Financial Advisor

Daily Report: Currency Markets Calm While Risk Aversion Dominates Markets

Risk aversion continues to dominate the financial markets in Asian session today. Following the nearly -420 pts fall in DOW, Asian equities are broadly lower with Korea KS11 down most by more than -5%, Australian all ordinaries down -3% while Japan Nikkei, Hong Kong HSI and Singapore Straits Times all down more than -2%. Gold manages to ride of safe haven flow and jumps to new record high close to 1850 level against dollar. The current market is relatively calm though. Dollar and yen are generally firm but markets are stuck in tight range so far.

Concerns on European banking sectors and global slowdown are the two major factors for the bearish sentiments in the markets, the former being a near to medium term while the latter being the medium to longer term. Investors are on the one hand clearly dissatisfied with the lack of feasible solutions for the debt crisis out of the Franco-German summit. The proposed imposition of a new financial transaction tax across all Eurozone members even did irritate some investors. On the other hand, markets are concerned with the possibility of liquidity dry up in the interbank lending markets due to lack of trust. Fears that more banks will seek ECB's funding because of their heavy exposure to debts of Greece and other debt-ridden countries increased and would make the market outlook negative.

Meanwhile, markets are deeply concerned with slow down in the US after getting some poor economic data recently. All eyes will be on next week's Jackson Hole symposium and that might help keep downside of stocks contained in near term. After the Fed announced to keep interest rates at exceptionally low levels at least through mid-2013 on August 9, the market has been increasingly speculating that Chairman Ben Bernanke will signal additional easing measures at the meeting next week. According to a CNBC survey done after the FOMC meeting, 46% of respondents said the Fed will resume QE, up from 19% in the July survey while 37% said the Fed will not do QE, down from 68% in July. Also, of those who believe the Fed will resume QE, the asset purchases are expected to average at 628B, up from 377B in July. 

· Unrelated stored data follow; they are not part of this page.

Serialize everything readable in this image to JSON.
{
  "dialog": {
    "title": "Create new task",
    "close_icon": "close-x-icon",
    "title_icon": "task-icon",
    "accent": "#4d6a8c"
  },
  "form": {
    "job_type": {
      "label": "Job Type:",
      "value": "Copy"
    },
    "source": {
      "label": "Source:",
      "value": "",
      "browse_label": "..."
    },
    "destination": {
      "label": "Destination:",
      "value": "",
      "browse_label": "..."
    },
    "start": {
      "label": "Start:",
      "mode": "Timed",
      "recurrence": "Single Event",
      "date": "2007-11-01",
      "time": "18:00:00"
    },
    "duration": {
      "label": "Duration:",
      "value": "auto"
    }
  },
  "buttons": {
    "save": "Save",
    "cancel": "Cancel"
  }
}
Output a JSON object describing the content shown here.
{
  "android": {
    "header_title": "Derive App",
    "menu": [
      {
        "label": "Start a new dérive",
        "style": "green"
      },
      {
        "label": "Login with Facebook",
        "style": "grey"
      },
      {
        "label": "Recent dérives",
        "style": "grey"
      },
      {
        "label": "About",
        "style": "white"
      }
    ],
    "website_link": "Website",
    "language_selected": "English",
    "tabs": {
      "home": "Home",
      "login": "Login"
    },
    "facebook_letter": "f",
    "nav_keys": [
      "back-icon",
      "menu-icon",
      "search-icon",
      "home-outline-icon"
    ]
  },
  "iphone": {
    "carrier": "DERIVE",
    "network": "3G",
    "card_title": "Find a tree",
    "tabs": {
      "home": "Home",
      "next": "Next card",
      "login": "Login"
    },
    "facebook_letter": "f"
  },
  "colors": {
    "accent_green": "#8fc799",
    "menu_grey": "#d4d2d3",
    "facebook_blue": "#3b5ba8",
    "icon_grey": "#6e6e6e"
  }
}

As for today, Canadian CPI will be a main focus. Economists expect headline CPI to moderate from 3.1% yoy to 2.8% yoy in July while core CPI is expected to rise from 1.3% yoy to 1.6% yoy. USD/CAD looks breaking out from recent triangle consolidation and a lower than expected figure today will likely trigger further rally through parity. Other data to be released include German PPI and UK public sector net borrowing.
A near term focus of the markets will be on how far gold could go, not just against dollar, but also against other currencies. XAU/EUR just makes another record high at 1291.67 today. The up trend has been accelerating after breaking of the upper rising trend line and momentum is still very strong in the pair. We'll stay bullish in XAU/EUR as long as 1201.96 support holds and expect a break of 1300 psychological level in near term. The up trend should also extend to 261.8% projection of 954.11 to 1088.1 from 1021.21 at 1371.96 in medium term. 

USD/CAD Daily Outlook

Daily Pivots: (S1) 0.9821; (P) 0.9880; (R1) 0.9961; 

Intraday bias in USD/CAD remains cautiously on the upside for a retest on 1.0009 resistance. As noted before, consolidations from 1.0009 might have completed at 0.9774 already. Break of 1.0009 will confirm resumption of whole rise from 0.9406. Also, sustained trading above 0.9912 resistance will confirm double bottom reversal pattern (0.9444, 0.94056) and should target 61.8% retracement of 1.0851 to 0.9406 at 1.0299. On the downside, below 0.9847 minor support will turn bias neutral and will extend the consolidation from 1.0009. But even in case of another fall, we'll stay bullish as long as 0.9741 support holds.

In the bigger picture, the break of 0.9912 resistance and 55 weeks EMA (now at 0.9918) is taken as a signal that a medium term bottom is already formed at 0.9406. This view is affirmed by bullish convergence condition in weekly MACD. Outlook is turned bullish for a test on key resistance level at 1.0851. Nevertheless, note that failure to sustained above 0.9912, followed by break of 0.9741 minor support, will dampen this bullish case and argue that down trend from 1.3063 (2009 high) is still in progress for another low below 0.9406.